There is no need to fund nearly twenty percent of this development’s projected cost with a delayed tax incentive.
I’m not sure if the understanding of TIFs here is clear. As I understand them – a TIF does NOT give the property owner a tax break. Essentially, what it does is direct all property taxes to the funding of infrastructure improvements within the TIF district (sewer, water, curb and gutter, streets, lighting) until same are fully paid. Once those are paid for in full, the tax goes into general funds. Essentially, it is a way to accelerate the payment for costs of basic development improvements – to 5 or 6 years. Otherwise, the property owner/developer/lot purchaser(s) would be paying those costs over a 30 year period, typically as an additional part of their taxes anyhow.
Thank you for the clarification, Richard.
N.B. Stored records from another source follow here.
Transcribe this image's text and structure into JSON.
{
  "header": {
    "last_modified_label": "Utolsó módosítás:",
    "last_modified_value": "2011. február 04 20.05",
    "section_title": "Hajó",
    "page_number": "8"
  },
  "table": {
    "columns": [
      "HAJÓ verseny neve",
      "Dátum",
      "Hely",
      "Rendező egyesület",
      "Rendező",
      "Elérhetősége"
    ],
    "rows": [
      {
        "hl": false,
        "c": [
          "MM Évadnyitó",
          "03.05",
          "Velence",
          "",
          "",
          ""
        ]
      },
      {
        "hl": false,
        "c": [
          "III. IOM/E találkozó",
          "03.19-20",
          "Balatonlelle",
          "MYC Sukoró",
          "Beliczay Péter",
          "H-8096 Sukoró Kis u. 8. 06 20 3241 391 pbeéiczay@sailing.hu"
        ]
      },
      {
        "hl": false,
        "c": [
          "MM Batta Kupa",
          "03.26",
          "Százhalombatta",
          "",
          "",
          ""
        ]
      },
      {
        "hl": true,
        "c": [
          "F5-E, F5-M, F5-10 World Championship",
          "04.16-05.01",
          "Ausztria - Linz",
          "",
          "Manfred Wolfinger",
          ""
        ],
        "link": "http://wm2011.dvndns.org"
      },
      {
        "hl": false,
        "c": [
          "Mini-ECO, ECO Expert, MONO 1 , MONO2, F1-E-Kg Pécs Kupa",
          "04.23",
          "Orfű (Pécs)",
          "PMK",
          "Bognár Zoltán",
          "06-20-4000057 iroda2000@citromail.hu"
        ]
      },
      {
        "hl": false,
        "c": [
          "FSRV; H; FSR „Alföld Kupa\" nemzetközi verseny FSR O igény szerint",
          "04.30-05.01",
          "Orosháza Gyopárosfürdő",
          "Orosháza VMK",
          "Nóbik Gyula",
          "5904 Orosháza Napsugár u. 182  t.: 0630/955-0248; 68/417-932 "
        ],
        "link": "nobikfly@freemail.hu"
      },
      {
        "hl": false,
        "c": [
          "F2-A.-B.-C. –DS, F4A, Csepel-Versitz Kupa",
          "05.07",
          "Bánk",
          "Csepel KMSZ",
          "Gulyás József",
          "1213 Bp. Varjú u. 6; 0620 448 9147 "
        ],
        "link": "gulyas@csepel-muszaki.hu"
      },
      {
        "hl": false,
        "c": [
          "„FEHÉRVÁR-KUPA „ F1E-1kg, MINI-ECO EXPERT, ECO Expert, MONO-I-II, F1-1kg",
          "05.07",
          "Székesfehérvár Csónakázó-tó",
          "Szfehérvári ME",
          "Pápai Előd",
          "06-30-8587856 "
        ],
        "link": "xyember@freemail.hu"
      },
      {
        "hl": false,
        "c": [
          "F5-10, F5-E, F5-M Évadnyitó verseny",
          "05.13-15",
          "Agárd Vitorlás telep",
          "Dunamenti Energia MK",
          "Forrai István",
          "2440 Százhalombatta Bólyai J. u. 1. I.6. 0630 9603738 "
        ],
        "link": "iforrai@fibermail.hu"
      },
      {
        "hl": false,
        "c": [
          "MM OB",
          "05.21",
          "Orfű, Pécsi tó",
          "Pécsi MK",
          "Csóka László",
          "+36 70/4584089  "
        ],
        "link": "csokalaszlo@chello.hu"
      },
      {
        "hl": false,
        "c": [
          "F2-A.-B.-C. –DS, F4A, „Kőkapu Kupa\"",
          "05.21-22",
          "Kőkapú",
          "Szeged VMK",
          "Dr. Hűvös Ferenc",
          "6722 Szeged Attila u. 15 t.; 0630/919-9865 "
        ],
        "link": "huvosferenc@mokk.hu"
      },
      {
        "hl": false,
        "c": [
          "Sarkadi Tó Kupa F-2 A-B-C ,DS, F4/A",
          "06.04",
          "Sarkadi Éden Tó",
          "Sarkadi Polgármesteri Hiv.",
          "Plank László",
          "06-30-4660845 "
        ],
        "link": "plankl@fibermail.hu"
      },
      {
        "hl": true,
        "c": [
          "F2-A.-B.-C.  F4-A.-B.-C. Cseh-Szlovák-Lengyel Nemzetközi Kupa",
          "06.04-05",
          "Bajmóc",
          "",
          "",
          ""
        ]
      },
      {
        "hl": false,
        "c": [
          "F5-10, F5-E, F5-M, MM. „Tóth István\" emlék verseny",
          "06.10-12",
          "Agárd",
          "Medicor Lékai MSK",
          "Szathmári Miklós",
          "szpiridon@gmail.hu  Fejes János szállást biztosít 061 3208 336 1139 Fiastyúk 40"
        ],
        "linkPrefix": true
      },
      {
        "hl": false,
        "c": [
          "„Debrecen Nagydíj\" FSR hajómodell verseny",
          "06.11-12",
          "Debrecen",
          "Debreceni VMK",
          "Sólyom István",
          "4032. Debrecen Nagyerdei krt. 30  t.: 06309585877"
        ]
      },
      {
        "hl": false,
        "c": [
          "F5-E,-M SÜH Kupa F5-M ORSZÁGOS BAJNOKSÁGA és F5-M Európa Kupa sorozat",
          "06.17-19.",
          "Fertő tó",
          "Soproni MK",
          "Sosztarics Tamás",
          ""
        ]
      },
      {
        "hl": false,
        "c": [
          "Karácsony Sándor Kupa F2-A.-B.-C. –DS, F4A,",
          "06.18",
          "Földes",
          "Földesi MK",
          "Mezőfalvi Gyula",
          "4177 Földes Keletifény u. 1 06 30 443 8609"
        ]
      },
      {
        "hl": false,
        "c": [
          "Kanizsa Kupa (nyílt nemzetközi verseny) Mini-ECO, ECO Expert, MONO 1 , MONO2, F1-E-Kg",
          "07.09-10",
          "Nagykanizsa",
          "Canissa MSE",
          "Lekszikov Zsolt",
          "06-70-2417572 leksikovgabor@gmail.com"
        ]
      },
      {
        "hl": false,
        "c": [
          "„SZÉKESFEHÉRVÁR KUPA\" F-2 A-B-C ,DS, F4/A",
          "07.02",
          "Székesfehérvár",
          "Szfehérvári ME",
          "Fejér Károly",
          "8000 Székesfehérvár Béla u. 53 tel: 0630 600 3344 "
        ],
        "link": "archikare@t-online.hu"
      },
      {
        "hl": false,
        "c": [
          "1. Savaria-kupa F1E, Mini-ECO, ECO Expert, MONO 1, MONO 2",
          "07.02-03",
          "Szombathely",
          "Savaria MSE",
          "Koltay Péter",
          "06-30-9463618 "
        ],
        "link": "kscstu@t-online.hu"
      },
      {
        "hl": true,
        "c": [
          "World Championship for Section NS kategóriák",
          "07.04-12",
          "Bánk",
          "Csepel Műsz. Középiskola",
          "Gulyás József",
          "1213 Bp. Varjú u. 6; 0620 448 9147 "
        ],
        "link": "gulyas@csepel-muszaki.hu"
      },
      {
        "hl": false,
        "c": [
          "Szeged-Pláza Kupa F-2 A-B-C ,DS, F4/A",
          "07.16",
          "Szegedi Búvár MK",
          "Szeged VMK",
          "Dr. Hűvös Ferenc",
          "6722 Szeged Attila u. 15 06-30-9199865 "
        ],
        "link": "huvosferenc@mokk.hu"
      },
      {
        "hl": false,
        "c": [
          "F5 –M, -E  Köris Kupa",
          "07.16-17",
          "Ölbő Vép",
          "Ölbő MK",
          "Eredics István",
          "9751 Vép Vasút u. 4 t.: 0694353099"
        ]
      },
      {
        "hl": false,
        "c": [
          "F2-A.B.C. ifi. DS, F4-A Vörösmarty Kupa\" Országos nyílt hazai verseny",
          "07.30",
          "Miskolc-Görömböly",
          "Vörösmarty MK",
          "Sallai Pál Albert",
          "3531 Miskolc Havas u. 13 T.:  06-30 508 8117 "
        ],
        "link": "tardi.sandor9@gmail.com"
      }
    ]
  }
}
Richard, here’s why I say tax break. If I were the developer building the project mapped above, I’d spend X dollars laying pipes and roads along with the cost of my buildings. I’d then pay Y dollars in property taxes over the first few years. With a TIF district, I get to pay X out of Y. My profit rises from COST – Y – X to COST – Y. Meanwhile, the county, city, and school district see their tax revenues drop from BASE + Y to BASE + Y – X. More money goes to my pocket than goes to public goods. That’s a tax break as surely as the SB 159 stealth vouchers, isn’t it?
Thinking about what Charlie said about previous TIFs for residential development: if the free market can bring workers to Madison, why can’t the free market also bring housing for those workers? Why isn’t the market creating its own equilibrium, in which the demand for labor translates into wages that would drive the construction of affordable housing?